Homomorphic encryption is most attractive when data is sensitive, computation can be expressed as supported arithmetic, and the compute party should not see inputs or outputs. Examples include encrypted database queries, private risk scoring, health analytics, financial analytics, genomic analysis, encrypted similarity search, and privacy-preserving machine-learning inference. It is usually less suitable for arbitrary interactive software, high-throughput general computing, or workloads with lots of branching and unsupported operations. Teams often combine HE with secure multiparty computation, differential privacy, trusted execution environments, or ordinary access controls depending on the threat model.

Performance and security realities

HE can be orders of magnitude slower than plaintext computation and can produce much larger ciphertexts. Practical projects usually succeed by narrowing the computation, batching many values together, choosing the right numeric representation, and measuring latency early.
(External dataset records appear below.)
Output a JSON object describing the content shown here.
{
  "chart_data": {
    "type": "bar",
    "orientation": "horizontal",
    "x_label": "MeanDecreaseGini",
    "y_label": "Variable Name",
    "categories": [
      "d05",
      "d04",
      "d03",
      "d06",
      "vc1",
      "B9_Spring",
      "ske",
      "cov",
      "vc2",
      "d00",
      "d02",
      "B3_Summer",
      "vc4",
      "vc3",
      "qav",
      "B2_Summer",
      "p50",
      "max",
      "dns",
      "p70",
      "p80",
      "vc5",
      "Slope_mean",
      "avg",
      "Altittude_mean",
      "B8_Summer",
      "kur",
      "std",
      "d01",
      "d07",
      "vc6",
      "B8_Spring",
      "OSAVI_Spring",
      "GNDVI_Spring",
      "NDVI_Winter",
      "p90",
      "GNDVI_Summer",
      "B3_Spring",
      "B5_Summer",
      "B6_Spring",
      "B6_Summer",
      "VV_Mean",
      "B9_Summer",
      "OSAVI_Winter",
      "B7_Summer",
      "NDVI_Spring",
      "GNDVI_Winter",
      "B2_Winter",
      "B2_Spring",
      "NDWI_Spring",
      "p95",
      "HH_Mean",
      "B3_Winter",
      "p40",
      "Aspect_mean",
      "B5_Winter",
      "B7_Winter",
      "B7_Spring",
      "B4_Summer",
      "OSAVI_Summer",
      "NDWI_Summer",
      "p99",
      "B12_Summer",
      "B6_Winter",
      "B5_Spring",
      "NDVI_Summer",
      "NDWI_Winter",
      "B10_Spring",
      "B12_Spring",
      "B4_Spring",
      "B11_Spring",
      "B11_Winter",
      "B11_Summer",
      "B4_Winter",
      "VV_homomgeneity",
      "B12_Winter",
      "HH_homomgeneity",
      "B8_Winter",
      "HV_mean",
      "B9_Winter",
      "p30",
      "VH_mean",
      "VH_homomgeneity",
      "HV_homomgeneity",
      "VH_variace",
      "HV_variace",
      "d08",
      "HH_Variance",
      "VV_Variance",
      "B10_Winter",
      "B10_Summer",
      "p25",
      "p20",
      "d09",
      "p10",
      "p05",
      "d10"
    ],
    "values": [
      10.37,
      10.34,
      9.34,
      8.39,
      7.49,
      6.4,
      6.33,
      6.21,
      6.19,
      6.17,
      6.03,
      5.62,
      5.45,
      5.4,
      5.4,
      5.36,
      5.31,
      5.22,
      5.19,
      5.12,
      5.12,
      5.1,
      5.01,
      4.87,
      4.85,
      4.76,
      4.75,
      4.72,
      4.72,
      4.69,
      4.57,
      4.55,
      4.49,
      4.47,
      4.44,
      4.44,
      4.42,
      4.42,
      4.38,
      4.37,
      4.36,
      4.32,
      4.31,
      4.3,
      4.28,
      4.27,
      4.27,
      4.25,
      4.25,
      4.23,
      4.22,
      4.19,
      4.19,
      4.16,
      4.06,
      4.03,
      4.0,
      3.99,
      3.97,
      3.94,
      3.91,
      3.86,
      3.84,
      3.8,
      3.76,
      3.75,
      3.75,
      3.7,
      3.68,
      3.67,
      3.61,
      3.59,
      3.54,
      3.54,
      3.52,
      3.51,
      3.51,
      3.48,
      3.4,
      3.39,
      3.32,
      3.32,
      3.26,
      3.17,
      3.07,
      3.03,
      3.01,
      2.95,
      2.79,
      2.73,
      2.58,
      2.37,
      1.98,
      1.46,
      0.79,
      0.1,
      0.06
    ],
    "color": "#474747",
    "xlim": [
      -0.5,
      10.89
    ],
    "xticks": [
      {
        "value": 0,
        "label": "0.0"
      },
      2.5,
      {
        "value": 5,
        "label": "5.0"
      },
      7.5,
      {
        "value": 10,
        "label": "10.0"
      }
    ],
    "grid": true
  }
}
Security also depends on implementation details. Parameters need to resist known lattice attacks, keys must be managed carefully, and side channels or operational mistakes can still leak information. Homomorphic encryption protects computation over encrypted data; it does not prove that a service ran the correct computation or that every surrounding system is secure.

Why it matters

Homomorphic encryption changes what cloud and cross-organization computation can mean. Instead of choosing between using data and exposing it to another party, some workflows can keep the data encrypted during processing. The idea is powerful, but its practical value comes from matching the cryptography to a narrow, important computation. HE is not a universal replacement for trust, governance, or system security. It is one specialized tool for building systems where sensitive data can be useful without being fully revealed.